Rizal's march to Bagumbayan
On December 26, 1896, Jose Rizal was sentenced to die by firing squad after being found guilty of rebellion and sedition. It was only on the eve of his execution that he was informed of his fate, and on December 30, at 6:30 a.m., his death march to Bagumbayan began. With elbows bound, Rizal was dressed in black, except for his white shirt. He also wore a bowler hat. The morning was clear when he walked from Fort Santiago to Paseo Maria Cristina (Bonifacio Drive today), giving him one last view of Manila Bay’s beautiful sunrise and old Intramuros. Six Remington-rifle bearing Filipinos comprised the firing squad, backed up by a line of Spanish shooters. The hero uttered “Consumatum est” (“It is finished”), as bullets pierced his body, the same last words spoken by Christ. Today, bronze footprints embedded on the pavement from his Fort Santiago prison cell to Luneta trace Rizal’s final walk. A concrete slab once marked the exact spot where he fell, which was landscaped in the '50s. It can be found some 100 meters on the west side of the Rizal Monument. This has since been replaced by a bronze marker and a statue showing the still-standing patriot at the precise moment he was shot. Bagumbayan finally ceased to be a place of execution with the establishment of American sovereignty in the Philippines.
Paseo de la Luneta
Bagumbayan’s location provided a perfect cover for the city against attacks from foreign forces like the British and the Dutch. The Spaniards built their line of defense there which included fortifications to shield bastions from a direct battery. One such type of minor fortification was a moat-protected outwork of Manila’s walled city that had the shape of a half-moon. This particular fort design was called “lunette” or Luneta. Structures around it were named after this outwork—like the Luneta Barracks (Cuartel la Luneta) and the Paseo de la Luneta (Lunette Drive), west of Bagumbayan. This plaza was oblong in shape, similar to today’s athletic oval. It measured 100 meters by 300 meters, and became a popular venue for evening promenades, entertainment, and socializing. The Paseo de la Luneta featured landscaping, well-defined paths, and an expansive driveway around the perimeter where the rich could ramble on in their flashing horse-drawn
The New Luneta
When Americans first came to visit and experience Luneta, they were met by the sound of waves from Manila Bay and the waters lapping at their feet. The park was so close to the water that extension projects were undertaken through land reclamation from the bay that began in the first decade of the 1900s. The filled-in land later became the site of the Army and Navy Club and the Elks Club. The famed Manila Hotel was erected on a 35,000-square-meter reclaimed lot at the northwestern end of Luneta along Bonifacio Drive in 1913. The U.S. Embassy grounds were also expanded by land reclamation, which gave Luneta more space for subsequent beautification programs through the next decades.
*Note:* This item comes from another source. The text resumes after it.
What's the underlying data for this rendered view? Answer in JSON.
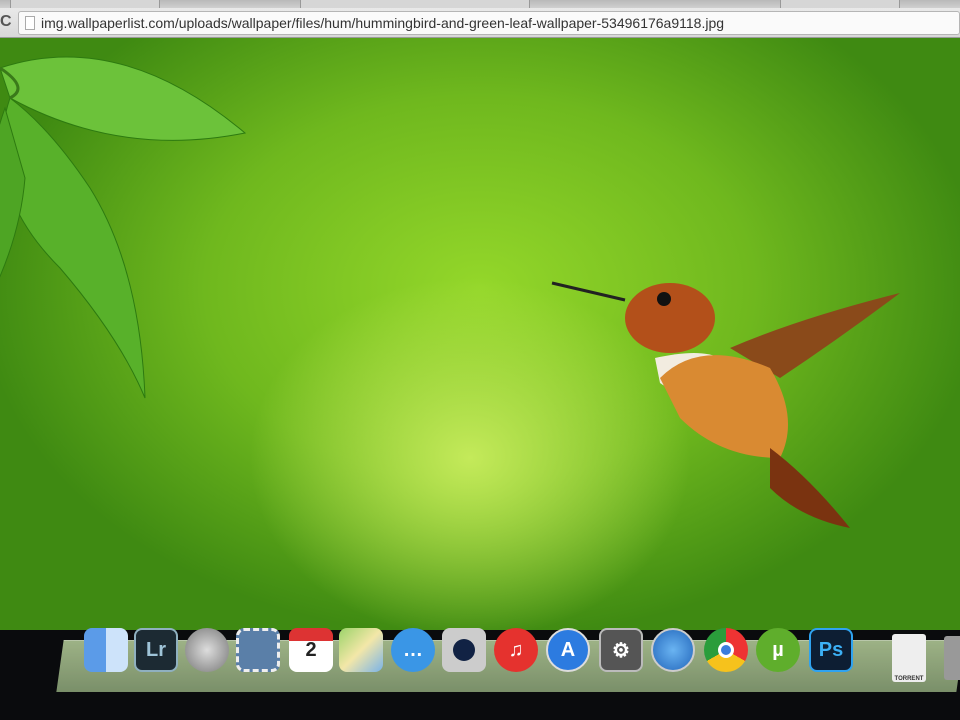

Wallace Field was the name of an area bounded by Calle San Luis (now T.M. Kalaw Street), Nozaleda (General Luna Street), and Bagumbayan Drive (P. Burgos Street). In 1908, it had tennis courts and a ballpark. It was best known for being the site of the fabled Manila Carnivals, an annual national fair that was held from 1908 to 1938 to celebrate Philippine-American goodwill, as well as to mark the commercial, industrial, and agricultural strides made by the country. The Carnival site was walled with
One favorite landmark of the park is the wooden Luneta Bandstand, which was situated on an esplanade within the Paseo de la Luneta and flanked by two fountains. There were actually two bandstands—one on each end of the oval—but one structure was blown off by a typhoon in 1908. The gazebo-like bandstand was the venue for entertaining shows for people who gathered to walk or promenade along the Paseo. The Sunday afternoon concerts of the famous Philippine Constabulary Band were one of the regular musical events held there, along with performances from well-known zarzuela stars, including soprano star Maria Carpena, the first Filipino recording artist who was hailed as the "Nightingale of the Zarzuela." The bandstand was later demolished in favor of the Rizal Monument which was installed in 1913.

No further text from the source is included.